Cryptography 101 (post #1)
What We're Learning and Purpose Of This Series
In this series, we're going to be looking at the basics of cryptography, how cryptographic primitives work, how to implement them correctly, and also reason about cryptographic constructions, and break ones that haven't been implemented correctly.
This series is just as much for me as it is for you. I'm learning about cryptography, and by sharing what I learn from various resources, I better internalize the concepts. Plus, you get to learn something. I'm in no way claiming that this is all my original material. I'm literally just going to be taking what I learn from courses and trying to post about it in my own words. Hope you enjoy!
Why should I care?
Well, it's no secret that cryptography is used in many many places. The most popular place you see cryptography is the internet. It's a way of keeping things a little more private. For example, the users of Steemit are protected by using a protocol call HTTPS. The wi-fi that you're using to hop onto the internet to then hop on this website is protected using the WPA2 protocol which is part of 802.11i (another topic for another post). Cellphones use mechanisms in GSM, bluetooth is another popular one using cryptography. You encrypt files on disk with EFS or TrueCrypt. DVD and Blue-ray disks use content scrambling system (CSS) and AACS respectively. The point is we use this cryptography stuff allllllll the time.

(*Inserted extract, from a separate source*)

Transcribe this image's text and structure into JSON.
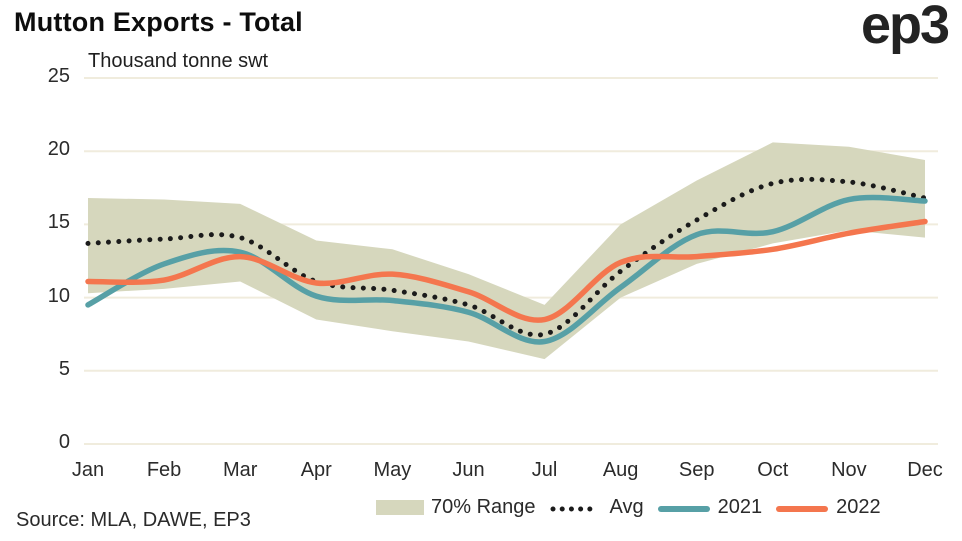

This series is mainly dedicated to cryptography as it relates to the internet so I'm mainly going to focus on that. Later on I may talk about how you easily break the CSS on a DVD or something just to keep things interesting.
Back to cryptography in the internet context! Here we have two actors. We'll call them Bob and Jane. Let's say Jane is the client and Bob is the server. I'm not going to go into huge detail about the ins and outs of how these two communicate, but the point is that Jane (the client) needs to communicate with Bob (the server). The problem is that someone might be able to eavesdrop on this conversation or worse yet, tamper with the data we're passing back in forth
In other words, we need a way to have secure communication between these two entities, such that they can understand what one another says without unauthorized third parties being able to do unsavory things. Enter HTTP protocol!
In fact, the actual protocol is called SSL or TLS, but that's beside the point. These protocols insure an attacker can't eavesdrop on data or tamper with data in the network.
Secure Sockets Layer/ Transport Layer Security
It consists of two main parts
Part 1: The Handshake protocol
This consists of Jane (the client) and Bob (the server) "talking" to each other and at the end of this initial contact or handshake a shared secret key has been created. Jane and Bob know what the secret key is, but no one else does. Wait! How do you make the key? How do you do the handshake? You use what's called pubic-key cryptography (covered later in the series)
Part 2: The Record Layers
Once the secret key has been established, Jane and Bob can begin transmitting data and before transmission they crypt and decrypt this data to ensure it's confidentiality and integrity.
Symmetric Encryption
Symmetric encryption is one of the fundamentals of securing traffic and data transmission on the web.
What makes a symmetric encryption a symmetric encryption system? Basically, that key that we talked about that's created during the handshake protocol. Well the client (Jane) and the server (Bob) are using the same key to both crypt and decrypt the data being transmitted. In order for all this to work you basically need three things. A cipher, a message, and a key.
Cipher - consists of an encryption and decryption algorithm
The cipher takes the message, in this case Hello World, and the key as input, and uses that to produce ciphertext that Bob receives. Then the opposite happens. Bob uses the cipher text and the key as input into the decryption algorithm and produces the message as output.
Something worth pointing out here is that everything here is public. The encryption and decryption algorithm are public. The only thing that should be unknown to adversaries is the secret key.
Keys, keys, keys, I got the keys, keys, keys
That was for my Royce da 5'9 fans out there. Anyway, keys can be divided into two main categories. Those being,
Single use keys
- A key used to encrypt only one message
- ex. Encrypting emails:A new key is generated for every email
Multi-use Keys
- A key used to encrypt multiple messages
- encrypted file systems: same key used to encrypt many files
In Short
Cryptography is obviously a great tool. There's clearly a lot to it, but it's a fantastic way of keeping data secure. However, it is only a tool, one of many. It is not the solution to all security problems. It is merely one tool in the world of protecting information.
I'm super excited for what I've got lined up next. We're going to be diving into algorithms and actually doing some practical projects and implementing the things we learn. So, thanks for reading and I'll see you in the next one!